An online auction, currently underway and ending on November 30 in Norway, is a perfect example.
Blomqvist, based on a peninsula 30 minutes drive from Oslo, is offering a Patek Philippe pocket watch once owned by one of Norway’s most famous sons, Roald Amundsen, whose team was the first to reach the South Pole in 1911.
He might have beaten our own ill-fated expedition to the Pole by a team led by Captain Scott, but that may add to the story behind the Amunsden watch.
The Patek Philippe timekeeper is described as a deck watch, which used as a navigational chronometer by Mr Amundsen during his Maud expedition to the Arctic’s Northeast Passage between 1918 and 1923.
The watch was kept in the Amundsen family until the 1980s and has been in the possession of a private collector since then.
It had a pre-sale estimate for the online auction of $25,000 to $42,000 and the current bidding is at $26,000; little more than you might spend on Rolex Submariner Kermit on the secondary market.
For that you get a silver-cased Patek Philippe pocketg watch housing a timekeeper with a silver-plated dial.

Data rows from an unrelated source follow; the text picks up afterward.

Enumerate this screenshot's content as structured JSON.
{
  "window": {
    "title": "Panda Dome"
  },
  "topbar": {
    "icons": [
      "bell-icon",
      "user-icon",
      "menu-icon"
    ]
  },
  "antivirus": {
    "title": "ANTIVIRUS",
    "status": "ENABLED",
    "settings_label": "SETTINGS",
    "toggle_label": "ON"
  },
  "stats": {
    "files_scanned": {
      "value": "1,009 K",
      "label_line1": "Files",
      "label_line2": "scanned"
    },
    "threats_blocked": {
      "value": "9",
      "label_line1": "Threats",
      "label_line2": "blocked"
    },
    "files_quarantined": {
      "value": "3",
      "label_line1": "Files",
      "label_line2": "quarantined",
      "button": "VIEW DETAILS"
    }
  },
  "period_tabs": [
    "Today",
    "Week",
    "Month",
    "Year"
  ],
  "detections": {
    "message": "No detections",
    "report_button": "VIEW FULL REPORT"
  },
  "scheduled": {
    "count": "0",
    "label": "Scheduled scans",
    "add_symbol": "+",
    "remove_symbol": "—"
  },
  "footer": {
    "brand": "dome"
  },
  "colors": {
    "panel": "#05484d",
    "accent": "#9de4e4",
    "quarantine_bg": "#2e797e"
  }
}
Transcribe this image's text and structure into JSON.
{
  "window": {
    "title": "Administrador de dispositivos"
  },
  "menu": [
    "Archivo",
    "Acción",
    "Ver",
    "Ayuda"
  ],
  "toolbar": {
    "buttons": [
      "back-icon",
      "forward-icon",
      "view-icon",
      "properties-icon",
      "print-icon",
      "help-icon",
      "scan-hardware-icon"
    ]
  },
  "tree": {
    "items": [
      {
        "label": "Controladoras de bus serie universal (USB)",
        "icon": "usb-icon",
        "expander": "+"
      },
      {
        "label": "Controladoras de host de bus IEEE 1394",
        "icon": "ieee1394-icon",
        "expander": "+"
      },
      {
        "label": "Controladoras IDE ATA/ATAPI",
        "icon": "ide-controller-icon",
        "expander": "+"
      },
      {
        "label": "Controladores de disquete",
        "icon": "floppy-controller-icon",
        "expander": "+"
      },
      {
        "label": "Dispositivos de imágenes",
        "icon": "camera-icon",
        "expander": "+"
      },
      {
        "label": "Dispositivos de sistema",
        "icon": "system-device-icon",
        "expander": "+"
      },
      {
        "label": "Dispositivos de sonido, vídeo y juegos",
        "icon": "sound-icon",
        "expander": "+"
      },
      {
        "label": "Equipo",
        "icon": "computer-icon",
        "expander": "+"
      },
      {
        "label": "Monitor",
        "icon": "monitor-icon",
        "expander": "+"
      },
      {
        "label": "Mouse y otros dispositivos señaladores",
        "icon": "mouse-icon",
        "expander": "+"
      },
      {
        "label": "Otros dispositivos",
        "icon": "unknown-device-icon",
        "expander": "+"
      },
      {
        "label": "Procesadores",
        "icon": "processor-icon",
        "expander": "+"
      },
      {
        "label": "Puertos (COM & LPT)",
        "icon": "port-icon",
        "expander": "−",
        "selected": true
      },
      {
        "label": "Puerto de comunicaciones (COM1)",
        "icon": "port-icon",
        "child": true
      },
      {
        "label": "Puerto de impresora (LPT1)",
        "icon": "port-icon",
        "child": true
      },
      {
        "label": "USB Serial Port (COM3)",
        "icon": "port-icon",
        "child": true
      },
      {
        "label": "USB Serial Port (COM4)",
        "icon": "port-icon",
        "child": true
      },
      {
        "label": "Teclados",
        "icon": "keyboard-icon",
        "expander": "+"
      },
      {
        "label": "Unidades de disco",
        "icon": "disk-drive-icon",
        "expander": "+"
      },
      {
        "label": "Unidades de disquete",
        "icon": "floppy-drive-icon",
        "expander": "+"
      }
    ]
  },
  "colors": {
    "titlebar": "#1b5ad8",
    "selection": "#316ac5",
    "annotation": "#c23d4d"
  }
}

An inner cover of the watch is engraved with the commendation: ”Awarded Third Prize – Geneva Astronomical Observatory Timing Contest 1919 1920”.
It is sold with a letter from Anne Chr. Amundsen Jacobsen, dated 1997 that confirms the Patek Philippe watch belonged to Roald Amundsen and was used as a sled chronometer on the Maud Expedition 1918-1923.
I see Patek’s power reserves have changed much in a 100 years.